As of Tuesday, reports from locals and the Ontario Environment Ministry suggested the intermittent white ribbon extended 170 kilometres from beaches in the south to Kincardine in the north. While the pellets blend in along the fine-grained beaches that make the area a summer tourist destination, aquatic researchers and conservationists warn that they may also be disappearing into the gullets of local wildlife - a deadly trend that has killed scores of fish and birds in marine ecosystems.

"In ocean environments, these types of things have become a chronic hazard," said Geoff Peach, coastal resources manager with the Lake Huron Centre for Coastal Conservation. "Scientists have identified this as a major long-term problem."

Less is known about the effects of plastic pollution on freshwater environments. The province has received no reports of dead wildlife so far in the most recent outbreak.

This marks the fourth time that a mass tidewrack of pellets has appeared on Huron's shores in recent years. "I first heard about these in 2007," Mr. Peach said. "It keeps recurring and no one seems to be investigating."

The region around Sarnia is known as Chemical Valley, home to a number of industrial manufacturers. Researchers have stated that plastic plants in the valley could be the source, but two bodies of evidence suggest otherwise.

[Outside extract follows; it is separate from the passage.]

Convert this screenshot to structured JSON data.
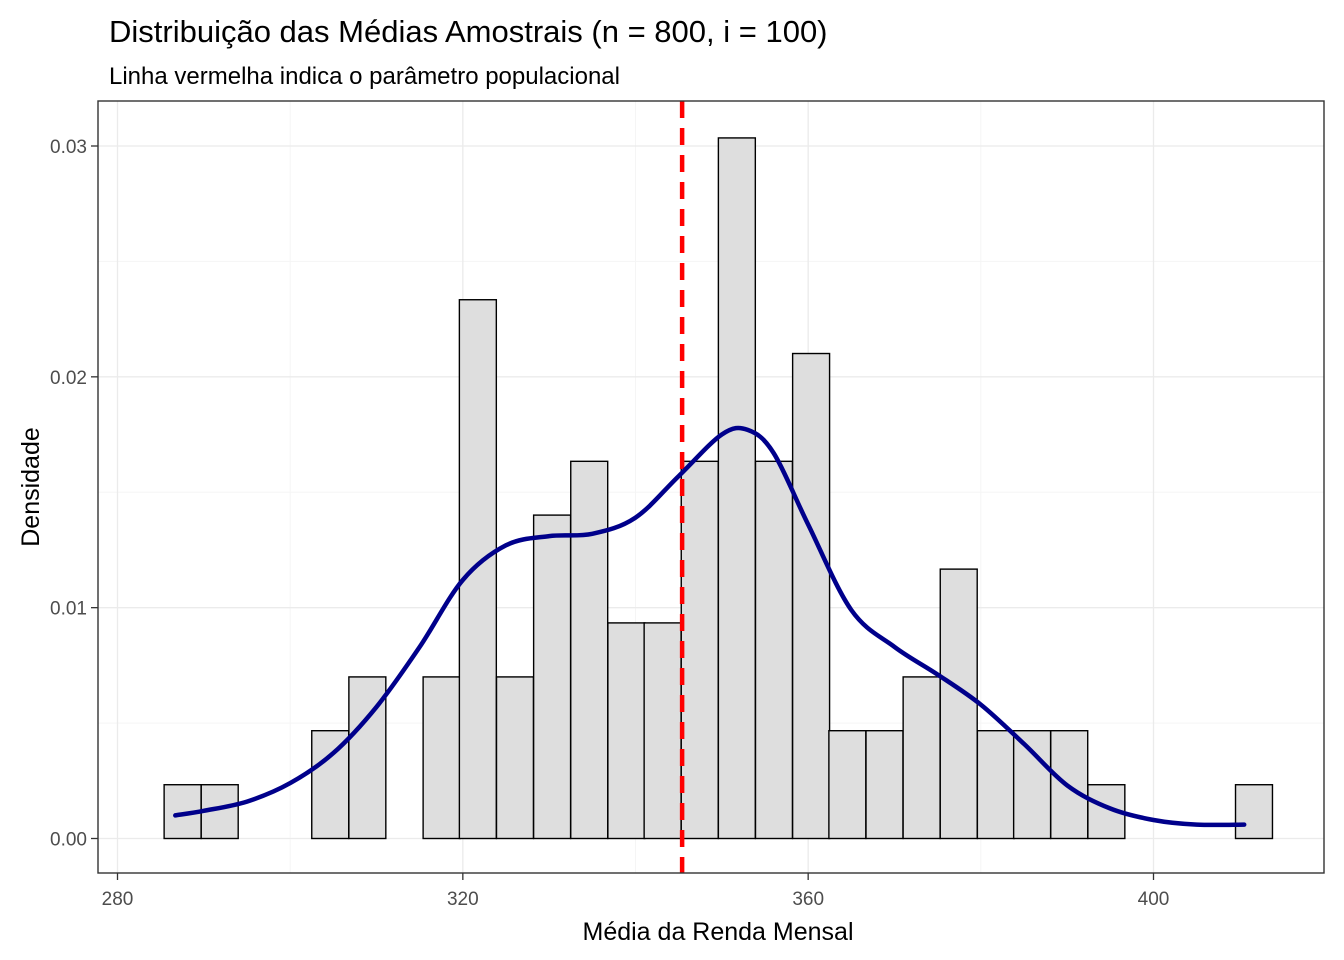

For one, currents in Lake Huron tend to flow south, according to Mr. Peach, not north toward the worst-hit beaches. And second, provincial investigators recently brought sample pellets to a number of valley manufacturers in search of similar bits among their plastic stocks. "Unfortunately no matches were found," said Environment Ministry spokeswoman Kate Jordan.

But a forthcoming study from the University of Western Ontario suggests that the concentration of pellets on Huron beaches increases with proximity to Chemical Valley. Matt Zbyszewski, a University of Western Ontario earth sciences masters' candidate, and his supervisor, associate professor Patricia Corcoran, found that 94 per cent of the plastic litter on one Sarnia beach was made up of the offending pellets. The concentration thinned out considerably as the researchers travelled north.

"It's very unlikely you'll find any pellets up north around Georgian Bay," Dr. Corcoran said. "There are no plastic plants up there. It would be sensible to at least suggest these plants are a possible source."